Within the domain of digital marketing, there is one discipline that – unlike the others – does not focus on getting more traffic to a website. CRO or conversion rate optimisation concentrates its efforts on getting more visitors to ‘convert’. That is to say: get them to make a purchase, fill in a form, sign up for the monthly newsletter, or any other important goals that you’d want to reach with your site. Of course there are several ways to do that. By deploying interesting persuasion tactics like social proofing or reciprocity, for example. Or to focus on user experience and creating excellent customer journeys.
So instead of conversion rate optimization, we might as well call it customer response optimization. And ‘cause narrowing its purpose down to only conversion kind of misses the point. We can use CRO to make on-page processes and funnels better, easier, and reduce the time it takes for a new visitor to become a lead for example. Or we can find ways to increase the average order value of each customer. The million dollar question though, is how do we manage to achieve that?
This is where a much discussed CRO tool (or rather a method for discovery) comes into play: A/B testing. There’s many forms of A/B testing, like multivariate testing, or split-url testing. But what it all comes down to is this. Using software, you send 50% of your visitors to your standard webpage (A). The other 50%, we allocate to the same webpage, but this variation (B) has some interesting changes opposed to version A. Maybe we use different images or headlines here, or change up the order of sections. Anything’s possible. We want to do this A/B testing thing so we can figure out if our proposed changes to a webpage actually have an effect – and if so what effect and in what capacity. If our variation B does not lead to more user conversion, we have to take learnings. This is one of the most important aspects of this whole CRO thing. Not every idea is golden, in fact, most of them are flawed. The purpose of A/B testing is to find out more and more while we are reiterating and experimenting – until we find out what the actual optimal situation looks like.

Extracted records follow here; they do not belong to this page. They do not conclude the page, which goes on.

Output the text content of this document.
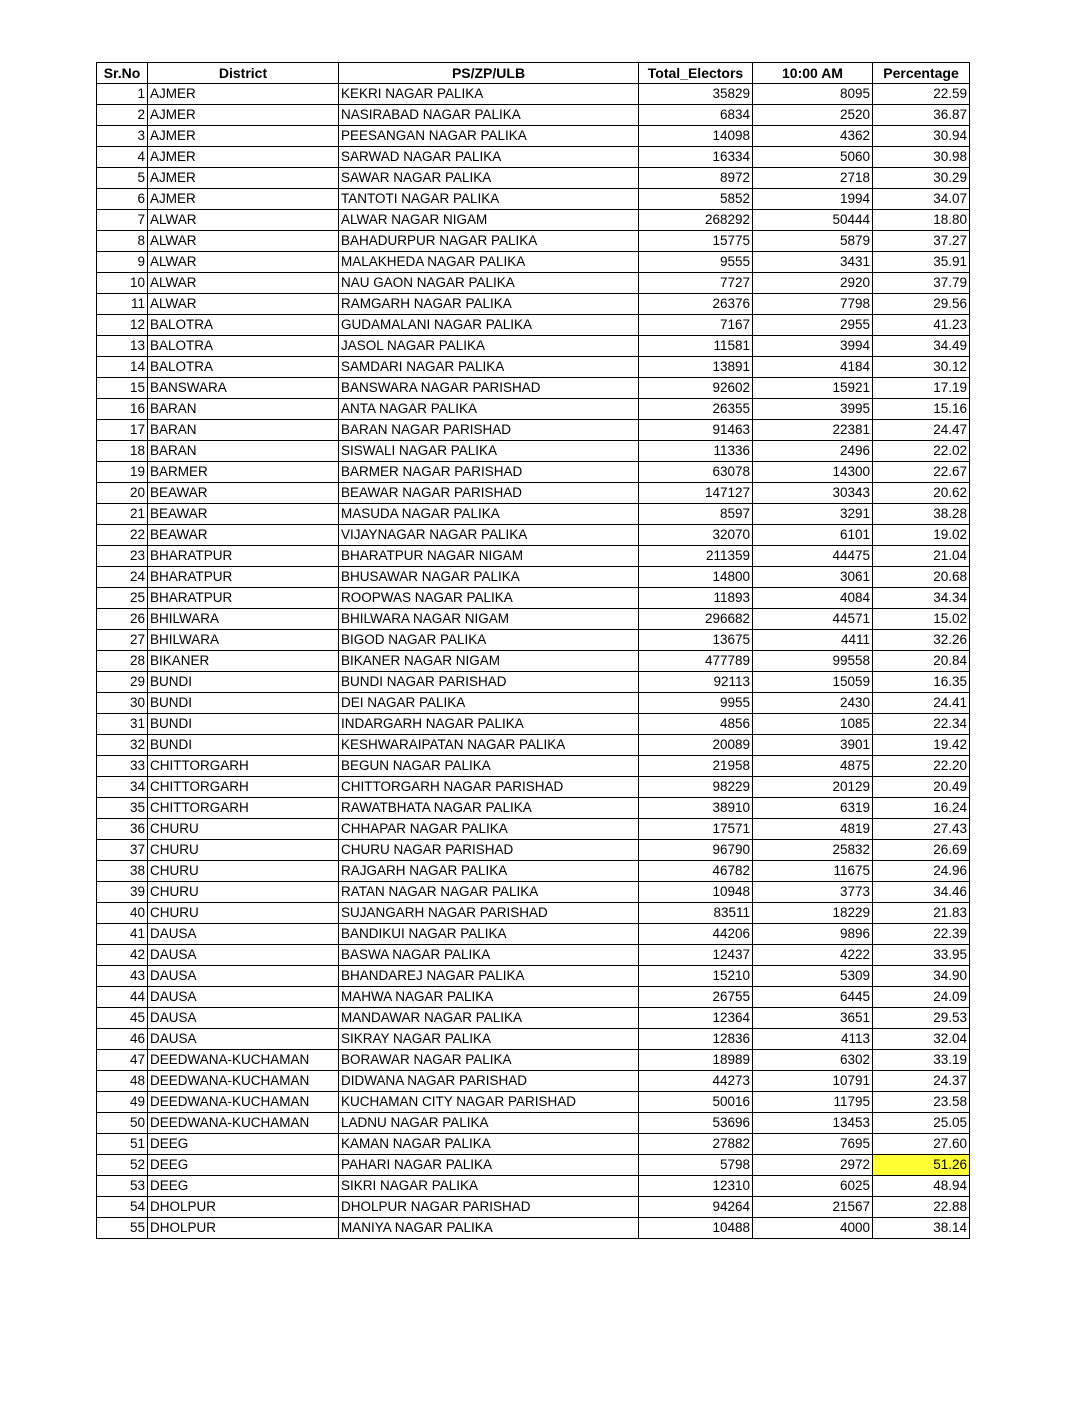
Sr.No	District	PS/ZP/ULB	Total_Electors	10:00 AM	Percentage
1	AJMER	KEKRI NAGAR PALIKA	35829	8095	22.59
2	AJMER	NASIRABAD NAGAR PALIKA	6834	2520	36.87
3	AJMER	PEESANGAN NAGAR PALIKA	14098	4362	30.94
4	AJMER	SARWAD NAGAR PALIKA	16334	5060	30.98
5	AJMER	SAWAR NAGAR PALIKA	8972	2718	30.29
6	AJMER	TANTOTI NAGAR PALIKA	5852	1994	34.07
7	ALWAR	ALWAR NAGAR NIGAM	268292	50444	18.80
8	ALWAR	BAHADURPUR NAGAR PALIKA	15775	5879	37.27
9	ALWAR	MALAKHEDA NAGAR PALIKA	9555	3431	35.91
10	ALWAR	NAU GAON NAGAR PALIKA	7727	2920	37.79
11	ALWAR	RAMGARH NAGAR PALIKA	26376	7798	29.56
12	BALOTRA	GUDAMALANI NAGAR PALIKA	7167	2955	41.23
13	BALOTRA	JASOL NAGAR PALIKA	11581	3994	34.49
14	BALOTRA	SAMDARI NAGAR PALIKA	13891	4184	30.12
15	BANSWARA	BANSWARA NAGAR PARISHAD	92602	15921	17.19
16	BARAN	ANTA NAGAR PALIKA	26355	3995	15.16
17	BARAN	BARAN NAGAR PARISHAD	91463	22381	24.47
18	BARAN	SISWALI NAGAR PALIKA	11336	2496	22.02
19	BARMER	BARMER NAGAR PARISHAD	63078	14300	22.67
20	BEAWAR	BEAWAR NAGAR PARISHAD	147127	30343	20.62
21	BEAWAR	MASUDA NAGAR PALIKA	8597	3291	38.28
22	BEAWAR	VIJAYNAGAR NAGAR PALIKA	32070	6101	19.02
23	BHARATPUR	BHARATPUR NAGAR NIGAM	211359	44475	21.04
24	BHARATPUR	BHUSAWAR NAGAR PALIKA	14800	3061	20.68
25	BHARATPUR	ROOPWAS NAGAR PALIKA	11893	4084	34.34
26	BHILWARA	BHILWARA NAGAR NIGAM	296682	44571	15.02
27	BHILWARA	BIGOD NAGAR PALIKA	13675	4411	32.26
28	BIKANER	BIKANER NAGAR NIGAM	477789	99558	20.84
29	BUNDI	BUNDI NAGAR PARISHAD	92113	15059	16.35
30	BUNDI	DEI NAGAR PALIKA	9955	2430	24.41
31	BUNDI	INDARGARH NAGAR PALIKA	4856	1085	22.34
32	BUNDI	KESHWARAIPATAN NAGAR PALIKA	20089	3901	19.42
33	CHITTORGARH	BEGUN NAGAR PALIKA	21958	4875	22.20
34	CHITTORGARH	CHITTORGARH NAGAR PARISHAD	98229	20129	20.49
35	CHITTORGARH	RAWATBHATA NAGAR PALIKA	38910	6319	16.24
36	CHURU	CHHAPAR NAGAR PALIKA	17571	4819	27.43
37	CHURU	CHURU NAGAR PARISHAD	96790	25832	26.69
38	CHURU	RAJGARH NAGAR PALIKA	46782	11675	24.96
39	CHURU	RATAN NAGAR NAGAR PALIKA	10948	3773	34.46
40	CHURU	SUJANGARH NAGAR PARISHAD	83511	18229	21.83
41	DAUSA	BANDIKUI NAGAR PALIKA	44206	9896	22.39
42	DAUSA	BASWA NAGAR PALIKA	12437	4222	33.95
43	DAUSA	BHANDAREJ NAGAR PALIKA	15210	5309	34.90
44	DAUSA	MAHWA NAGAR PALIKA	26755	6445	24.09
45	DAUSA	MANDAWAR NAGAR PALIKA	12364	3651	29.53
46	DAUSA	SIKRAY NAGAR PALIKA	12836	4113	32.04
47	DEEDWANA-KUCHAMAN	BORAWAR NAGAR PALIKA	18989	6302	33.19
48	DEEDWANA-KUCHAMAN	DIDWANA NAGAR PARISHAD	44273	10791	24.37
49	DEEDWANA-KUCHAMAN	KUCHAMAN CITY NAGAR PARISHAD	50016	11795	23.58
50	DEEDWANA-KUCHAMAN	LADNU NAGAR PALIKA	53696	13453	25.05
51	DEEG	KAMAN NAGAR PALIKA	27882	7695	27.60
52	DEEG	PAHARI NAGAR PALIKA	5798	2972	51.26
53	DEEG	SIKRI NAGAR PALIKA	12310	6025	48.94
54	DHOLPUR	DHOLPUR NAGAR PARISHAD	94264	21567	22.88
55	DHOLPUR	MANIYA NAGAR PALIKA	10488	4000	38.14
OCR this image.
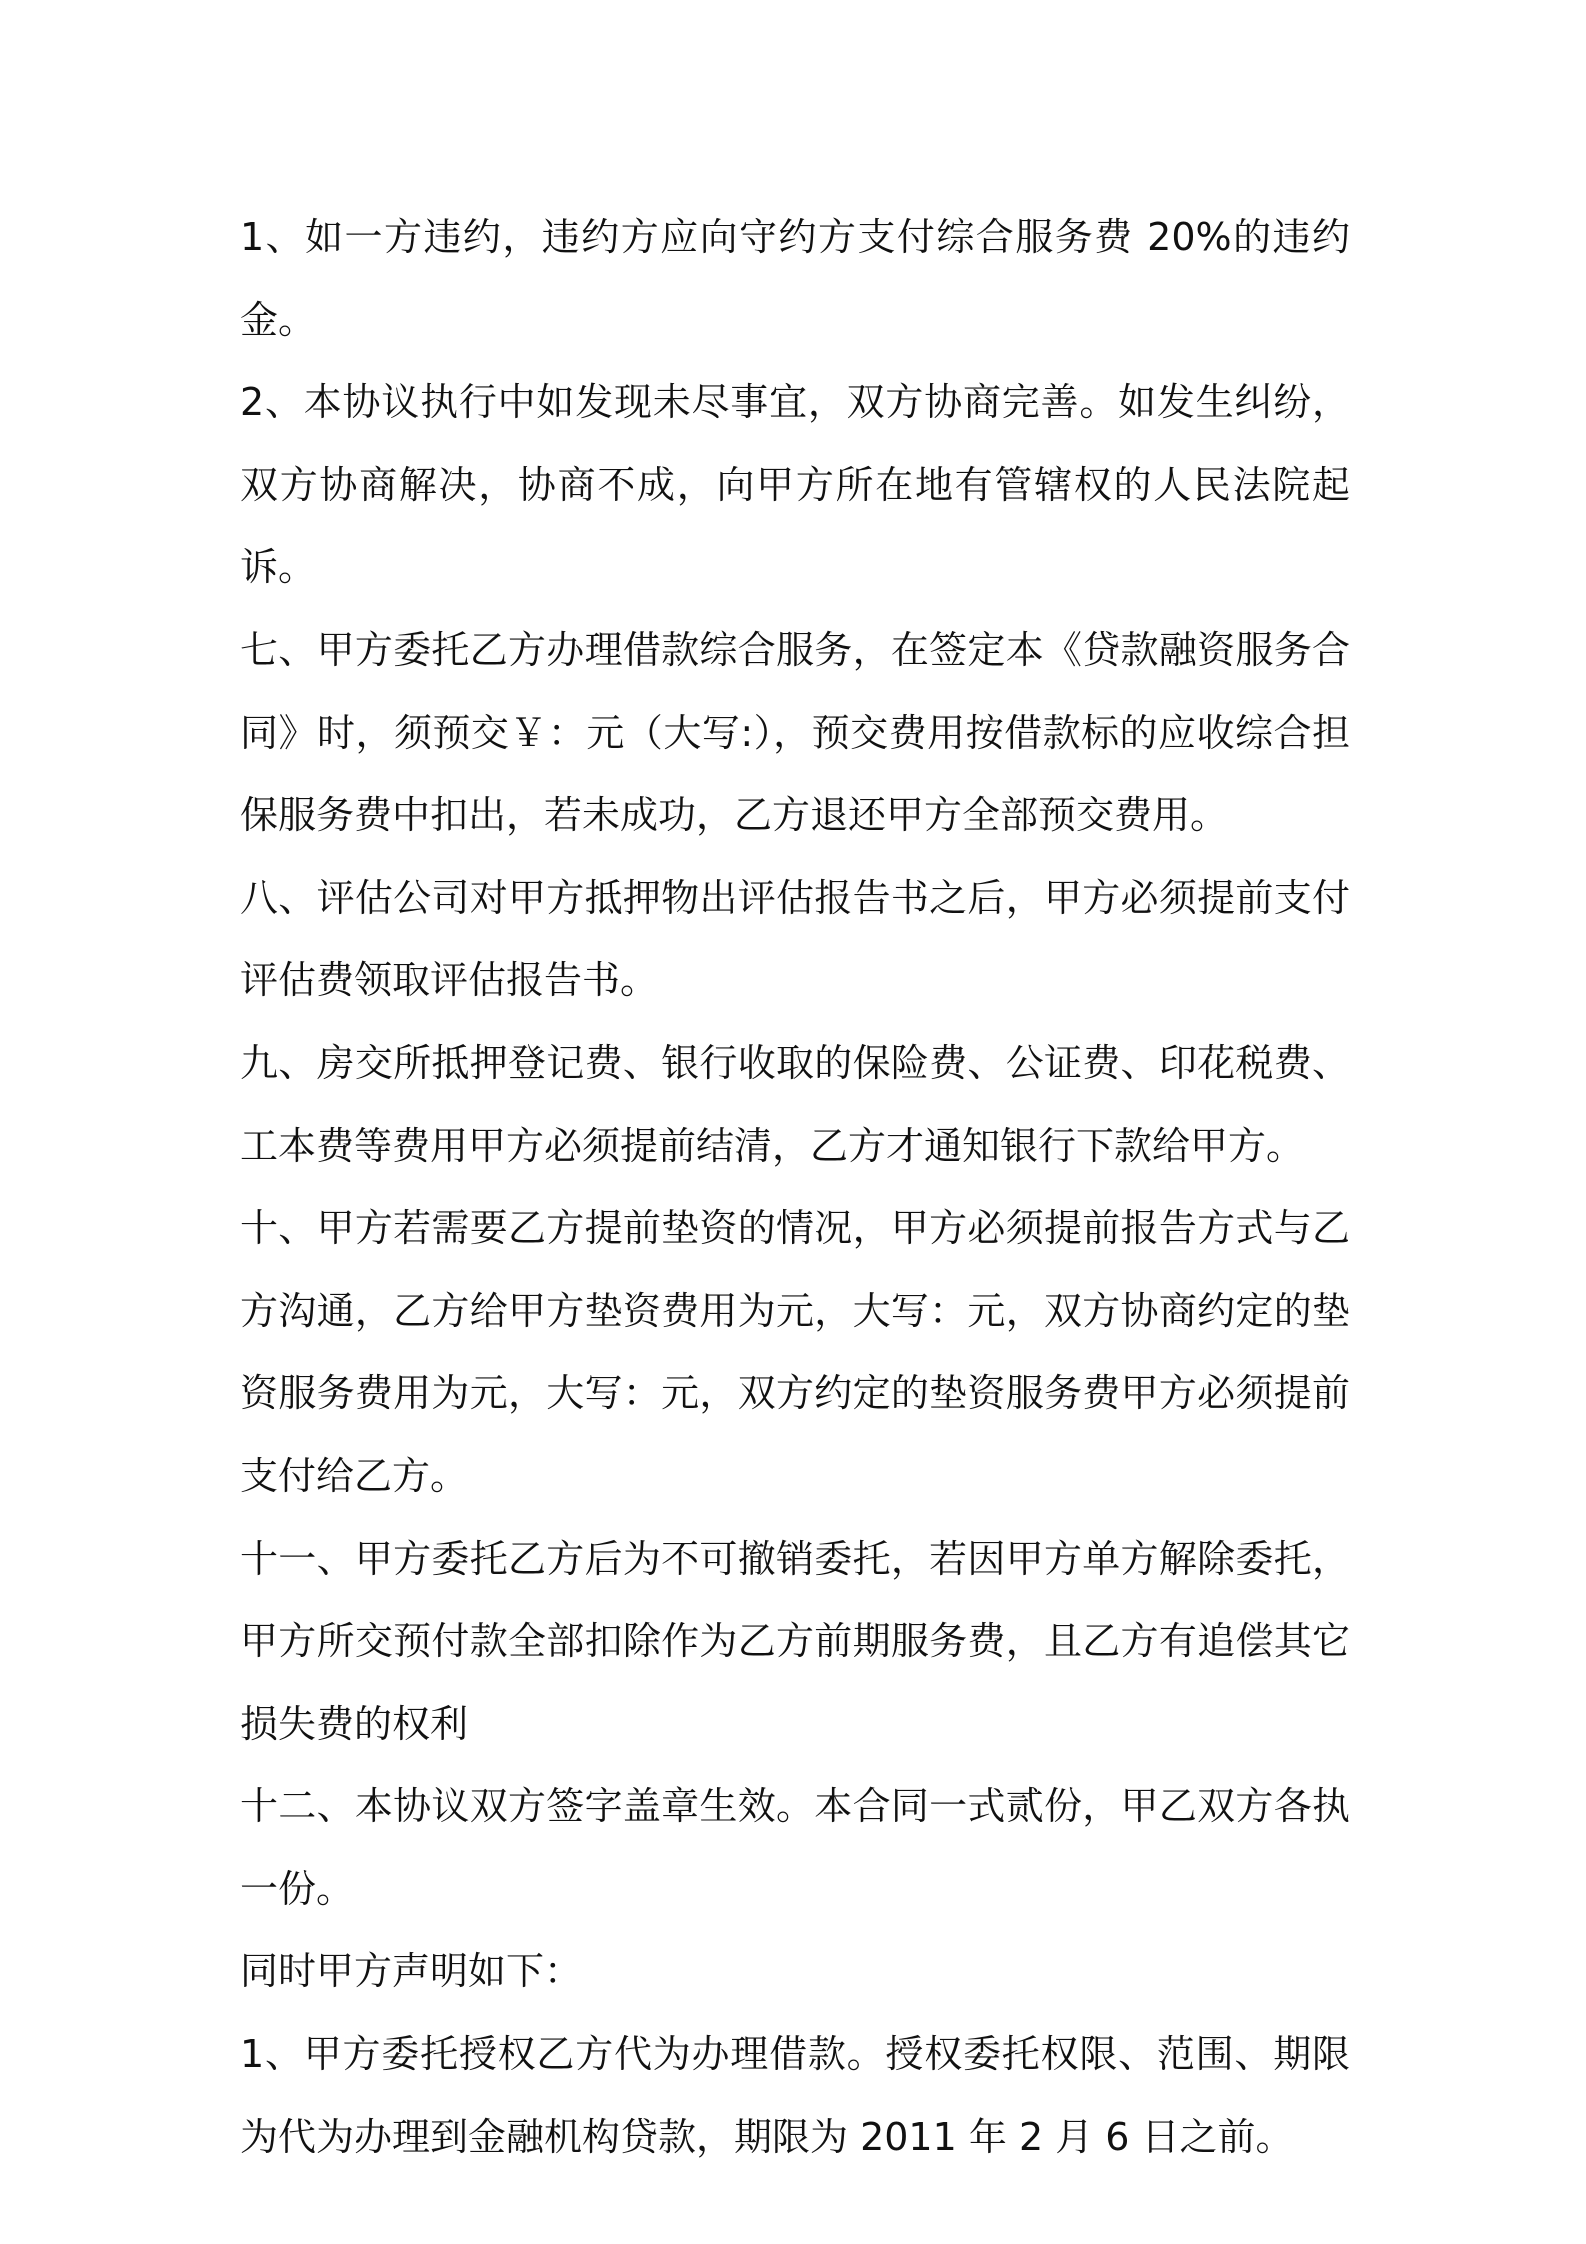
1、如一方违约，违约方应向守约方支付综合服务费 20%的违约金。

2、本协议执行中如发现未尽事宜，双方协商完善。如发生纠纷，双方协商解决，协商不成，向甲方所在地有管辖权的人民法院起诉。

七、甲方委托乙方办理借款综合服务，在签定本《贷款融资服务合同》时，须预交￥：元（大写:），预交费用按借款标的应收综合担保服务费中扣出，若未成功，乙方退还甲方全部预交费用。

八、评估公司对甲方抵押物出评估报告书之后，甲方必须提前支付评估费领取评估报告书。

九、房交所抵押登记费、银行收取的保险费、公证费、印花税费、工本费等费用甲方必须提前结清，乙方才通知银行下款给甲方。

十、甲方若需要乙方提前垫资的情况，甲方必须提前报告方式与乙方沟通，乙方给甲方垫资费用为元，大写：元，双方协商约定的垫资服务费用为元，大写：元，双方约定的垫资服务费甲方必须提前支付给乙方。

十一、甲方委托乙方后为不可撤销委托，若因甲方单方解除委托，甲方所交预付款全部扣除作为乙方前期服务费，且乙方有追偿其它损失费的权利

十二、本协议双方签字盖章生效。本合同一式贰份，甲乙双方各执一份。

同时甲方声明如下：

1、甲方委托授权乙方代为办理借款。授权委托权限、范围、期限为代为办理到金融机构贷款，期限为 2011 年 2 月 6 日之前。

Of course: we do not want to blindly start testing stuff on our websites. That is not what a culture of experimentation is about. To begin the process, make sure the proper event tracking is set up on your site. Start off with a quantitative assessment of the available data. Analytics is a great starting point. Besides that, you’ll want to do qualitative research. On-site user polls, heatmaps and session recordings are great tools to figure out the problems and roadblocks on your site. From there we have quite a bit of data from which we can identify the issues we want to tackle. Creating a backlog full of hypotheses and testing ideas and prioritizing these is the next step. Once we have our prio’s, the tests can finally be built by development and activated. We now have our experiment running and in a few weeks time, we’re sure to have some interesting results! In practice there are a few more steps here, but to keep things simple I’m leaving them out.
The main point of CRO is to discover and learn how to improve and reiterate – not to ram changes we personally think are cool down our visitors’ throats. Once you start practicing CRO, you’ll quickly find that most of your ideas are flawed. They’re good ideas in theory, but they do not work for your target audience. Or: they do not work for most demographics within that audience. I honestly believe that there is a correlation between a culture of humility and experimentation and prospering websites. When you look at Booking.com for example, one of the biggest travel and leisure companies world-wide, they have an excellent focus on experimentation in their culture. In 2020 they ran over a 1000 tests consecutively. Same goes for Dutch giants Coolblue and Bol.com. These hugely successful e-commerce platforms are testing and reiterating every single day. Not because they’re insecure and don’t know what to do: but because they know that they have to experiment in order to find the optimal situation.
Life is all about uncertainty, but for some reason we feel we have to (always) be strong and self-assured when it comes to business. Unmoved by the opinions of others, our own thinking is the only way. Personally, I would love to hear more marketeers say: “I don’t know what the best approach is here. But I know how we can find out.” I do honestly believe that is the way forward. Towards better focused innovation and cost effective digital strategies that revolve around user-centered design.
A culture of experimentation and humility has its merits. Not just for marketeers and innovators, but for every company layer. Conventional assumptions about culture and process have to be challenged: top-down. That’s the hard part.